Luca’s mum, Eloise: “Luca is a bit of a ‘panicer’ and was quite nervous about the treatment. But they made him feel comfortable — everyone was very friendly and supportive. He was always happy to go to his appointments, even though it might hurt a bit.”

Because Luca was only eight years old, his mouth was small. So, the application of a Halterman Appliance was more complicated than if used on an adult.

Eloise: “There were two appliances fitted on his top and bottom jaw — they were quite massive.”

Eloise says that the appliance caused swelling to Luca’s cheek, so it needed to be adjusted several times.

“Turner Lim was very responsive. Whenever I phoned to make appointment, they were available straight away,” says Eloise. “Despite the extra appointments, the lump sum I paid at the beginning didn’t change.”

The result

Dr.

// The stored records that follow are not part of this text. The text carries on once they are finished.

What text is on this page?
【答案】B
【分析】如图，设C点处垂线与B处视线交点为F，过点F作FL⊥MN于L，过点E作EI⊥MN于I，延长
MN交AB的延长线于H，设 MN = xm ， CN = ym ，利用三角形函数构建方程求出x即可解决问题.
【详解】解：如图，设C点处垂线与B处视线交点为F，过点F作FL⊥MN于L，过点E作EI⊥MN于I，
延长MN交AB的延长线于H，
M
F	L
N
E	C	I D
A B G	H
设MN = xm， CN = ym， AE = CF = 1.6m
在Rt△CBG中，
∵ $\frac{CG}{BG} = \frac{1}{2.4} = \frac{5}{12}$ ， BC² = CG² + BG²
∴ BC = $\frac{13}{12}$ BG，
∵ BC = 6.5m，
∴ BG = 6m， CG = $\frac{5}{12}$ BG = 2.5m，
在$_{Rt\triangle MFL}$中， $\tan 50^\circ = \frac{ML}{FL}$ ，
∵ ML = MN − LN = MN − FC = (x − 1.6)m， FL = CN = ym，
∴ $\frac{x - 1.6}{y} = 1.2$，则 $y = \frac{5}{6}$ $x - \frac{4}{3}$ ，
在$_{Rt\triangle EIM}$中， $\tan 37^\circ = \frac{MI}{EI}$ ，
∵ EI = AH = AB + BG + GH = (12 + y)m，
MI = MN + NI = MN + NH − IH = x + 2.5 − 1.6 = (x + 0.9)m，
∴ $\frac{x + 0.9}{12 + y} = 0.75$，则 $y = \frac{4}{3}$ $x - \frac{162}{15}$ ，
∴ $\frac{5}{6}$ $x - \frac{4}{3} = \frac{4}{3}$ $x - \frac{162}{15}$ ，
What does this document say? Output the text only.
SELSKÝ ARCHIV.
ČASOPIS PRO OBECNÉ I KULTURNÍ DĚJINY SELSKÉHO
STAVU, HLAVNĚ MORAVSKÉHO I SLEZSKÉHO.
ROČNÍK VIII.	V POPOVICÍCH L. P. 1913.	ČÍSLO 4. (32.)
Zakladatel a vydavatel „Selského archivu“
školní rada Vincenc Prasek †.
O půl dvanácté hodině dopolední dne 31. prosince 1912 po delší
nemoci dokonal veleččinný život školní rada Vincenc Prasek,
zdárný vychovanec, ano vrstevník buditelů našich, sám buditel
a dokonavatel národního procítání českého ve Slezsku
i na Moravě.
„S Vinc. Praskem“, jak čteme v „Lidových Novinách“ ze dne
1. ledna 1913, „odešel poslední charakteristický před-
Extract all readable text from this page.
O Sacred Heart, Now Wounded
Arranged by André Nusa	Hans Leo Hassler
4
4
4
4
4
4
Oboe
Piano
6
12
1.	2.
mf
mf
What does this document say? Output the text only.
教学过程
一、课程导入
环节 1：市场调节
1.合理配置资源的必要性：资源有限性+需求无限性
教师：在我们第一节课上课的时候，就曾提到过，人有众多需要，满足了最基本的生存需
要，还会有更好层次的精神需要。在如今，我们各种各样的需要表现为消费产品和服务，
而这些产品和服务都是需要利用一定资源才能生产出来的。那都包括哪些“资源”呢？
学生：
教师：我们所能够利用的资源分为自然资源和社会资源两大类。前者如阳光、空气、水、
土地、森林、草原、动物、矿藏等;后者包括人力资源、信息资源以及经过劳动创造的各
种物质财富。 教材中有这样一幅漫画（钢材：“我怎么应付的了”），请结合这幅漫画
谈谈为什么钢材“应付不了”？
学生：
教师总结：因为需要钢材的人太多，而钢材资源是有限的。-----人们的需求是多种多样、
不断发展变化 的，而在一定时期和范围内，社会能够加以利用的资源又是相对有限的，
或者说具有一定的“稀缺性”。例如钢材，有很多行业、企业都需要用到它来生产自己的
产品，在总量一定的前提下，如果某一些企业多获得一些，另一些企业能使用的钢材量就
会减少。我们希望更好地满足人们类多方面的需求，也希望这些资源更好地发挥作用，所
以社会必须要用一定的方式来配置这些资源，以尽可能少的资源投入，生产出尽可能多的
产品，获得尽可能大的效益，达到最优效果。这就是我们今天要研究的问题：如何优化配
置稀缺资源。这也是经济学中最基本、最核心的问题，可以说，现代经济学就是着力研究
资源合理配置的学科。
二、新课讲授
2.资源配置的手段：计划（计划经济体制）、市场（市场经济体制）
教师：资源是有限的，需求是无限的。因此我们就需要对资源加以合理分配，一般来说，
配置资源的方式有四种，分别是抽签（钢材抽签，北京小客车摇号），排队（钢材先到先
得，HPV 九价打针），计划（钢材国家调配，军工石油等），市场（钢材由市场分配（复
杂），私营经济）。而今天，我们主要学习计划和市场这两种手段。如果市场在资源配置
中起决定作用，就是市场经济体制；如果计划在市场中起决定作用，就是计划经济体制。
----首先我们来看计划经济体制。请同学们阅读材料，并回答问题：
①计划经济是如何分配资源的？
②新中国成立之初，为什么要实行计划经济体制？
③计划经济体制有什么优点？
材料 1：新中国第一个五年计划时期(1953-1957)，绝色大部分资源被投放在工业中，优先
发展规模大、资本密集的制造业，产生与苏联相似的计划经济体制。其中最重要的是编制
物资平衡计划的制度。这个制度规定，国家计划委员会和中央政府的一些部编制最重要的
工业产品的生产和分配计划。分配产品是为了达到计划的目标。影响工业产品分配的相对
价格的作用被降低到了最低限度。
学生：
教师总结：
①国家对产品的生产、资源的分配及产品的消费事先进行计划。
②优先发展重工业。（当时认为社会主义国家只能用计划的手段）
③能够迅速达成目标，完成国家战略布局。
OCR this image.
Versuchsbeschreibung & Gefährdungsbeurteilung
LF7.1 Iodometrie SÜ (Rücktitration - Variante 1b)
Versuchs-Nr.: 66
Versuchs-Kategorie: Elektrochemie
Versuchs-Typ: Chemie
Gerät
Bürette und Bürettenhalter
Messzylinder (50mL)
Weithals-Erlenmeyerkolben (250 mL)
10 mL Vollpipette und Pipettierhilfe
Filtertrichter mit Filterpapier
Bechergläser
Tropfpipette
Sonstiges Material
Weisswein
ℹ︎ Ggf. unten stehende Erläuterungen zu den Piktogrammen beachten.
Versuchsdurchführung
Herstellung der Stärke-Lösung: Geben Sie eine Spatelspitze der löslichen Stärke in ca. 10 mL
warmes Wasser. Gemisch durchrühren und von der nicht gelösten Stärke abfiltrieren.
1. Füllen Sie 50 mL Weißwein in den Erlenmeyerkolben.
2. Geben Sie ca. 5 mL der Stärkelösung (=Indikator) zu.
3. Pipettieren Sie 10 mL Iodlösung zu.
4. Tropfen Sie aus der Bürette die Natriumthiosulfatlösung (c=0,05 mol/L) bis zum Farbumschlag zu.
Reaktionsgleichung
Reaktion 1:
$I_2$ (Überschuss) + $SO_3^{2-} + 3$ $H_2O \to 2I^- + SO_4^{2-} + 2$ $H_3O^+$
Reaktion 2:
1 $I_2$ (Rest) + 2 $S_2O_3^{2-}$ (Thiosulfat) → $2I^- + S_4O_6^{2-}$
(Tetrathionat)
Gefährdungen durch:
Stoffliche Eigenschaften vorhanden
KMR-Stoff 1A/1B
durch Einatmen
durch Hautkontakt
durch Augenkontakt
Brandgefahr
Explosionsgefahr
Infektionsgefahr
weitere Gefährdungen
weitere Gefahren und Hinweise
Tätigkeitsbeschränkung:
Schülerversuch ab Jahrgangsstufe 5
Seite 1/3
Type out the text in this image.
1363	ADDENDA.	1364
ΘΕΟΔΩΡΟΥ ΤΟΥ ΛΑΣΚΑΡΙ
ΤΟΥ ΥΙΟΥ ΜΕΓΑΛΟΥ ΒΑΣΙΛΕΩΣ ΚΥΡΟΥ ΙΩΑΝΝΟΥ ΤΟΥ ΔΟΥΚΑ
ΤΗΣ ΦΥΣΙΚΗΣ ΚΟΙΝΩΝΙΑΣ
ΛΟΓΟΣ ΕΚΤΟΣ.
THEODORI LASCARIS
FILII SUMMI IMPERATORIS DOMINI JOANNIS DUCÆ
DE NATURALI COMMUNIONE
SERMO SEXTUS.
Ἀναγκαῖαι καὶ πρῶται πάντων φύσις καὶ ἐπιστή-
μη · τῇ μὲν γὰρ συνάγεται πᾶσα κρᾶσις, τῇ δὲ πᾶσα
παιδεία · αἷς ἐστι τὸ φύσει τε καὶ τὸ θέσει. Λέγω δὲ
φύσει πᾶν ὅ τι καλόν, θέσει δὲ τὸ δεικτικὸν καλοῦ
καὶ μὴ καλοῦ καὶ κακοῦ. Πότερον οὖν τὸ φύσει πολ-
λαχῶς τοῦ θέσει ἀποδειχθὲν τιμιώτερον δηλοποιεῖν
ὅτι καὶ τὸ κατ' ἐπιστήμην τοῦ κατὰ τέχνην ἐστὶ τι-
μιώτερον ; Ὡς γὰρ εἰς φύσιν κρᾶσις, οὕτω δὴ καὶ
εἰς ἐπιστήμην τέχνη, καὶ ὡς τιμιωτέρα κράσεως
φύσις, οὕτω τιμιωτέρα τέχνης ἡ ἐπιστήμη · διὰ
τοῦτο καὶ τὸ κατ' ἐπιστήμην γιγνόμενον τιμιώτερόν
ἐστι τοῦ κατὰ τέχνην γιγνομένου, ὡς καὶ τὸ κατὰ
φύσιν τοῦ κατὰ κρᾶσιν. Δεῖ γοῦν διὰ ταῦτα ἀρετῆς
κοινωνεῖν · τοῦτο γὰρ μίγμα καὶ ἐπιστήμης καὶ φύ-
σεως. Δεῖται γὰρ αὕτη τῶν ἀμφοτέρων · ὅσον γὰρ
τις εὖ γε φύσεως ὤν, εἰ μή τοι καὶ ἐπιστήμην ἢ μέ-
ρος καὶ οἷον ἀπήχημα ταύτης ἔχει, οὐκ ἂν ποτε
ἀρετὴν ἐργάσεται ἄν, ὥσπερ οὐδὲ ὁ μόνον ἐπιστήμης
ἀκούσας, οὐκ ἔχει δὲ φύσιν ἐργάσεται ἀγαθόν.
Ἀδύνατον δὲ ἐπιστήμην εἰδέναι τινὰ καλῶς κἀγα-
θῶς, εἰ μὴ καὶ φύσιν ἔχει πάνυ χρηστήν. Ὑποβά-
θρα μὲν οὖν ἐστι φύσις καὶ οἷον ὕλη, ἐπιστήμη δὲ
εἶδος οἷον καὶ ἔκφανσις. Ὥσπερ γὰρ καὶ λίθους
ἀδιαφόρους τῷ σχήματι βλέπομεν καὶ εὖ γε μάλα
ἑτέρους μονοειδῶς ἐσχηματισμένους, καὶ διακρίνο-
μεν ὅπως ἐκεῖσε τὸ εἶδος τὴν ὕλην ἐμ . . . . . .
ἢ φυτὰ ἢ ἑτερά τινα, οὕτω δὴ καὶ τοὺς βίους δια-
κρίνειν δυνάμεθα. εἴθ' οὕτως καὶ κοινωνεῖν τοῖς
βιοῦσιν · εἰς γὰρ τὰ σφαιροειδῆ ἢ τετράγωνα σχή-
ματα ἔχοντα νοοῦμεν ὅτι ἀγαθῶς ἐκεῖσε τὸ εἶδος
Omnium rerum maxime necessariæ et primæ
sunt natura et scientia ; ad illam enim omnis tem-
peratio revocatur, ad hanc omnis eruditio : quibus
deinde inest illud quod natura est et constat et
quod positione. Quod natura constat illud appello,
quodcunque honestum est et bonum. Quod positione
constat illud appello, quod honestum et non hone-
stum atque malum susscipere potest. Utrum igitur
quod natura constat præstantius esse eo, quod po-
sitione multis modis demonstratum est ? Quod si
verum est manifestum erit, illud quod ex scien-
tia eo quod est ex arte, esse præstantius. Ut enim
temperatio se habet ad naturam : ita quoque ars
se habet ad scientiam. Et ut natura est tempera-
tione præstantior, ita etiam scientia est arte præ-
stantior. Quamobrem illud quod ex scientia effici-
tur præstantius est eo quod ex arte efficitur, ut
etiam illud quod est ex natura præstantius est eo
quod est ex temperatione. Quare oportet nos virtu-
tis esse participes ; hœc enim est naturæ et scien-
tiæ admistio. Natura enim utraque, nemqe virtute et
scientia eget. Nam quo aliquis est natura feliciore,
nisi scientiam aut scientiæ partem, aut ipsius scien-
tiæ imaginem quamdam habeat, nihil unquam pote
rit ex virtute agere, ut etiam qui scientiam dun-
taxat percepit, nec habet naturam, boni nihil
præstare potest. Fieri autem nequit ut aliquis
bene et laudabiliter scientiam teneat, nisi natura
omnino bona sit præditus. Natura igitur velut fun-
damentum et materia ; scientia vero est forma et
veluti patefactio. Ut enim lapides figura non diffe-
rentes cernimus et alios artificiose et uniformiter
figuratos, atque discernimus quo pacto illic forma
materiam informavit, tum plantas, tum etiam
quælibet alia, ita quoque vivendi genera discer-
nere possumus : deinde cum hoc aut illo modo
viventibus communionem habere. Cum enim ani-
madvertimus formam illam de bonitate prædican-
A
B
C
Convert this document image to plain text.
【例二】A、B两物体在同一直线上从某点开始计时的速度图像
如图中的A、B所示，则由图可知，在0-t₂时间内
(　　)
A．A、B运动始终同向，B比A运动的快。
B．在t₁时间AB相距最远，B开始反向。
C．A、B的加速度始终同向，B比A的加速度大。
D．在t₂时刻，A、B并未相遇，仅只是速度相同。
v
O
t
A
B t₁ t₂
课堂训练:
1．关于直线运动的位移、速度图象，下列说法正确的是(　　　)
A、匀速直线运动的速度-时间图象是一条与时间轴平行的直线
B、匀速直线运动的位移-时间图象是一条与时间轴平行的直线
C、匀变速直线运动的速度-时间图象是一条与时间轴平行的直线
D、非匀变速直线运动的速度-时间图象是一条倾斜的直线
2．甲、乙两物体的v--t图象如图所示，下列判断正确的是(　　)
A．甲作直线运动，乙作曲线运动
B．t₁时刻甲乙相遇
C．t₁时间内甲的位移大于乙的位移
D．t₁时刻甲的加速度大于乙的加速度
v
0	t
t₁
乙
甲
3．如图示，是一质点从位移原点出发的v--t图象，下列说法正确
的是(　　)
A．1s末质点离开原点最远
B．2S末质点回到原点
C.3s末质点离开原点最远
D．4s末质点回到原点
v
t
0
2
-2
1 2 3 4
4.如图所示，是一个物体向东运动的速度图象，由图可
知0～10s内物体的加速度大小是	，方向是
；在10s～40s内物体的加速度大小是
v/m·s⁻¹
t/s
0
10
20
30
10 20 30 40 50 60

Turner says that Luca’s treatment took about four months and his six-year-old molars are now in the correct position.
“Luca’s baby molars will now stay in his mouth for the appropriate amount of time, which is 11 to 12 years, and his adult teeth will develop normally,” says Dr. Turner.

Eloise: The clinic is modern and well designed — it’s a cheerful and happy place. Despite some discomfort, Luca was always happy to go to his appointments and was confident the treatment would work — and it did.